Today, the SEC clearly delineated its intentions to be the leading enforcement branch regarding cryptocurrency regulation and oversight within the U.S. In its public statement, the governing agency for equities, bond, and commodities trading stated that it’s nearly doubling its number of enforcement personnel from 30 to 50 to expand its remit into crypto. The former version of the group used to only focus on cybercrimes, but under its reconfigured remit the team is now called the Crypto Assets and Cyber Unit within the SEC’s enforcement division.

What’s the goal behind the change?

“The U.S. has the greatest capital markets because investors have faith in them, and as more investors access the crypto markets, it is increasingly important to dedicate more resources to protecting them,” SEC Chair Gary Gensler stated in the announcement. “The Division of Enforcement’s Crypto Assets and Cyber Unit has successfully brought dozens of cases against those seeking to take advantage of investors in crypto markets.

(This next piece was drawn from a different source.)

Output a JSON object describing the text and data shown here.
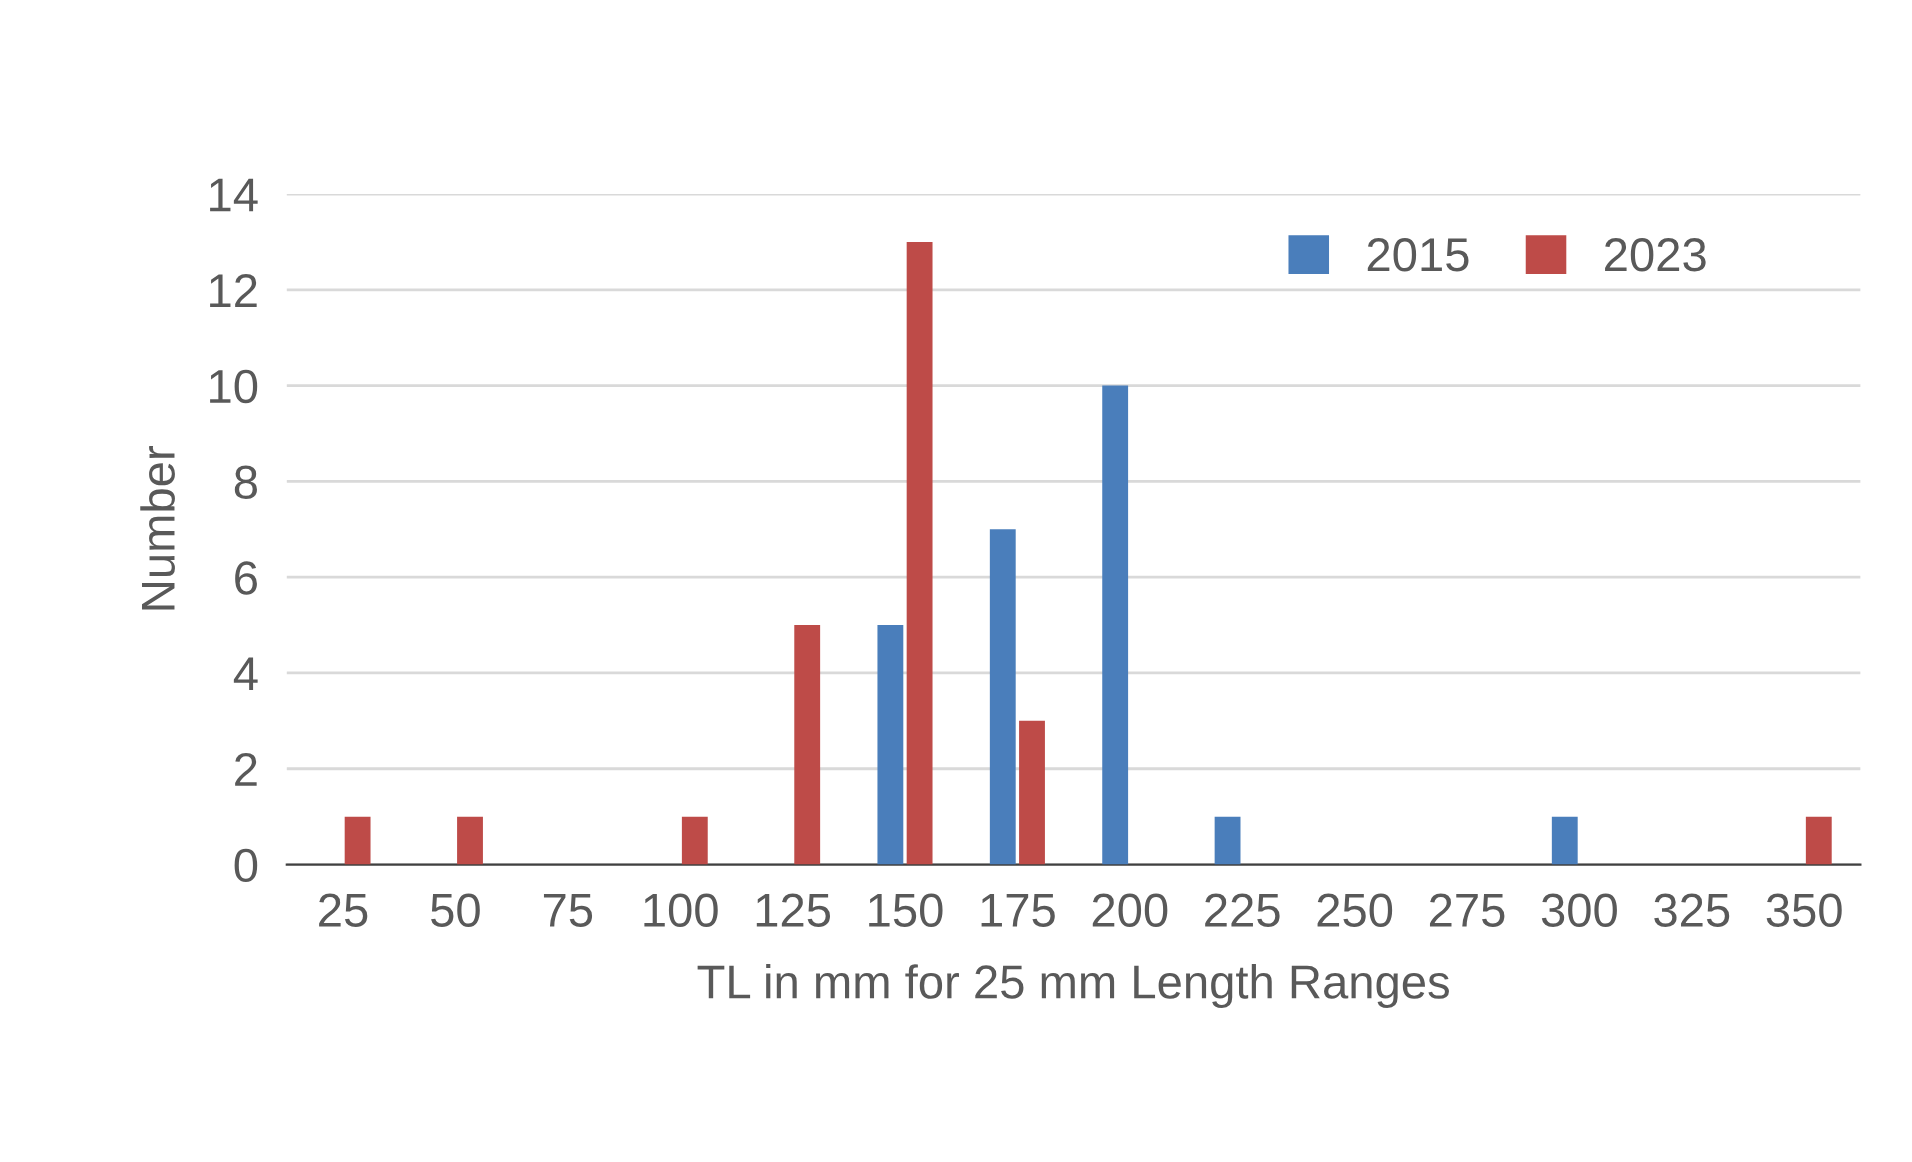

By nearly doubling the size of this key unit, the SEC will be better equipped to police wrongdoing in the crypto markets while continuing to identify disclosure and control issues with respect to cybersecurity.”

The announcement has a laundry list of areas the SEC plans to target, first and foremost, crypto assets and cryptocurrency exchanges. It also claimed enforcement jurisdiction over stablecoins, NFTs, deFi, virtual currency lending using automated “smart contracts,” the practice of “staking,” — which provides interest for unused crypto assets deposited on websites for trading liquidity or lending — as well as other areas.

SEC seems to be jockeying for prime role enforcing crypto regs

This announcement seems to come out of nowhere, citing how the growth of crypto assets has “exploded” in recent years with retail investors suffering the most from abuses such as scams and fraudulent behaviors within the space. It’s just odd because the digital crypto market has been around for more than a decade, so why is the SEC announcing this now?

It’s most likely a bit of political gamesmanship to mark out oversight and enforcement territory for the SEC in advance of readouts from all other federal agencies that were tasked to research and recommend respective crypto policy possibilities under Biden’s executive order in March.

We’ll have to see what transpires, but this appears to be a regulatory land grab by the SEC, and I don’t mean in the virtual sense of cyber land plots in the metaverse.